Awesome solution, really liked the reasoning in the explanation

karltillstrom

So for the second part I used that the fuel(x) ( = total cost for all crabs to get to x) is a piece-wise quadratic function.

It is the sum of fuel(x, p) (=total cost for crab starting at p to get to x), which = abs(p-x) * (abs(p-x) + 1)) / 2, which is quadratic from -infinity to p, and p to infinity.
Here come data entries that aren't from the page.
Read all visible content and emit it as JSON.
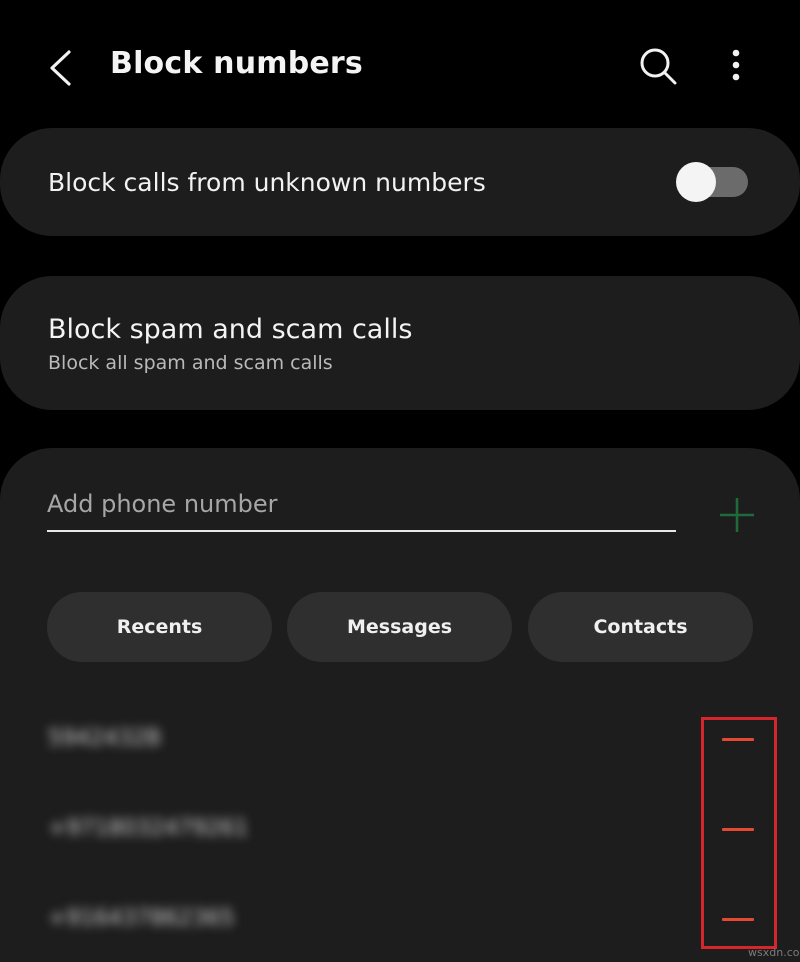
{
  "header": {
    "title": "Block numbers"
  },
  "unknown_calls": {
    "label": "Block calls from unknown numbers",
    "enabled": false
  },
  "spam_calls": {
    "title": "Block spam and scam calls",
    "subtitle": "Block all spam and scam calls"
  },
  "add_number": {
    "placeholder": "Add phone number"
  },
  "quick_buttons": {
    "recents": "Recents",
    "messages": "Messages",
    "contacts": "Contacts"
  },
  "blocked_numbers": [
    "5942432B",
    "+9718032479261",
    "+916437862365"
  ],
  "colors": {
    "accent_remove": "#e44a33",
    "highlight_box": "#d5252d",
    "add_icon": "#1f6b3a"
  },
  "watermark": "wsxdn.com"
}
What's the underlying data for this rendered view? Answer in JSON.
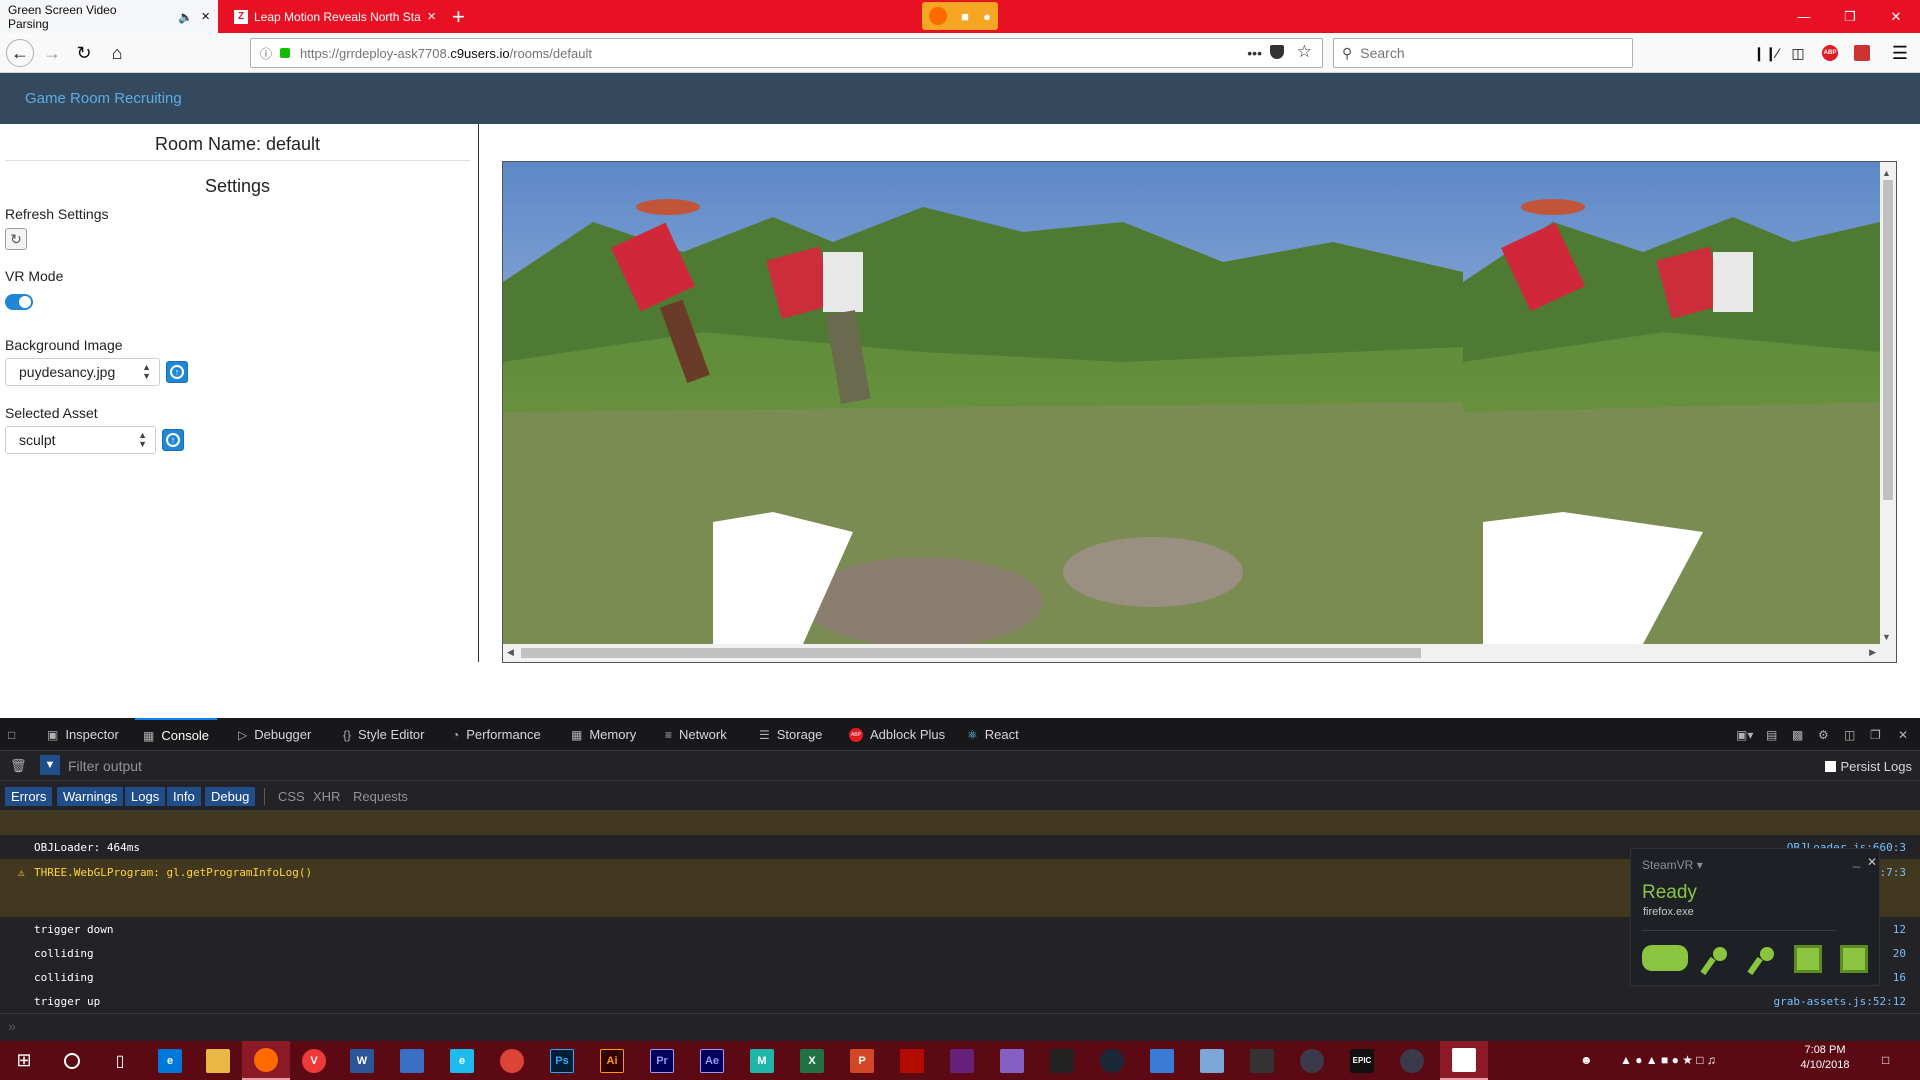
{
  "browser": {
    "tabs": [
      {
        "title": "Green Screen Video Parsing",
        "active": true
      },
      {
        "title": "Leap Motion Reveals North Sta",
        "active": false
      }
    ],
    "url": {
      "prefix": "https://grrdeploy-ask7708.",
      "domain": "c9users.io",
      "path": "/rooms/default"
    },
    "search_placeholder": "Search",
    "window_controls": [
      "minimize-icon",
      "restore-icon",
      "close-icon"
    ]
  },
  "site": {
    "brand": "Game Room Recruiting"
  },
  "sidebar": {
    "room_label": "Room Name: default",
    "settings_title": "Settings",
    "refresh_label": "Refresh Settings",
    "vr_mode_label": "VR Mode",
    "vr_mode_on": true,
    "background_label": "Background Image",
    "background_value": "puydesancy.jpg",
    "asset_label": "Selected Asset",
    "asset_value": "sculpt"
  },
  "devtools": {
    "tabs": [
      "Inspector",
      "Console",
      "Debugger",
      "Style Editor",
      "Performance",
      "Memory",
      "Network",
      "Storage",
      "Adblock Plus",
      "React"
    ],
    "selected_tab": "Console",
    "filter_placeholder": "Filter output",
    "persist_logs": "Persist Logs",
    "level_filters": [
      "Errors",
      "Warnings",
      "Logs",
      "Info",
      "Debug"
    ],
    "type_filters": [
      "CSS",
      "XHR",
      "Requests"
    ],
    "messages": [
      {
        "text": "OBJLoader: 464ms",
        "type": "log",
        "location": "OBJLoader.js:660:3"
      },
      {
        "text": "THREE.WebGLProgram: gl.getProgramInfoLog()",
        "type": "warning",
        "location": ":7:3"
      },
      {
        "text": "trigger down",
        "type": "log",
        "location": "12"
      },
      {
        "text": "colliding",
        "type": "log",
        "location": "20"
      },
      {
        "text": "colliding",
        "type": "log",
        "location": "16"
      },
      {
        "text": "trigger up",
        "type": "log",
        "location": "grab-assets.js:52:12"
      }
    ]
  },
  "steamvr": {
    "title": "SteamVR",
    "status": "Ready",
    "process": "firefox.exe",
    "status_color": "#8bc53f"
  },
  "taskbar": {
    "clock_time": "7:08 PM",
    "clock_date": "4/10/2018"
  }
}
You can go over each piece of that function in linear time (after sorting the input points) and compute the analytical minimum for each piece in constant time. Making the total algo time near-linear in the number of input points, and independent of the numerical range of the input (assuming the analytics don't blow up, which they didn't for me).

sanderalewijnse

reasoning on part 2, if it makes sense, feel free to improve them or point out any mistakes
def:

sumN(n) = (n * (n+1)) / 2

For a target T, the score is sum(sumN(|x - T|) for x in positions))
So if the target is to be moved by +1, the score changes by (sumN(m) - sumN(n)), where n = (|x - T|) and m = (|x - T| + 1) = (n + 1) (essentially for the new T)


# Move T to left
oldT = T
T = T-1
for x in positions:
if x < oldT: # for all x < oldT
cost -= (oldT - x)
else: # for all x >= oldT
cost += (x - oldT)

It's the exact opposite for T+1

The cost decreases by (T - x) for x < T and increases by (x - T) for x >= T.
So the delta is: |sum(x - T) for x in positions if x < T| ~== |sum(x - T) for x in positions if x >= T|
So what can T be? We can choose T as the mean of all the numbers.
chossing T = min(positions) would be an advantage for all starting postions
chossing T = max(positions) would be an advantage for all ending postions
chossing T = median of positions would be okay if it's a normal distribution, but that's not the case here and a number can occur any number of times.

Let's see an example:
Consider the following positions 1, 1, 1, 2, 5, 8
Let's say that you choose T to be the median, which is 2, then the cost = 30
Now, let's take T to be equal to the mean, which is 2, then the cost = 28
the positions are distributed more towards the left, so it's always best to take the mean. (same if postitions are distributed more towards the right)

tomcrsee

Did you know that the input also runs in the intcode program? :)

xlustx

For the second part, mean is a good measure for target. Not sure why though, I think because the cost function for second part is quadratic in the absoulte distance

ujjawalsinha

is it me or you got lucky on ex1? with an even number of crabs, and individual crab distance around the centered position of the sorted array, you could have guessed wrong as the median would have been the mean between the two numbers closest to the middle of the sorted array, no?

LucFouin

Are you the guy that writes really messy code at my job? Don't forget KROs are due next week. Also, I'm not doing your code review.

phyzix_phyzix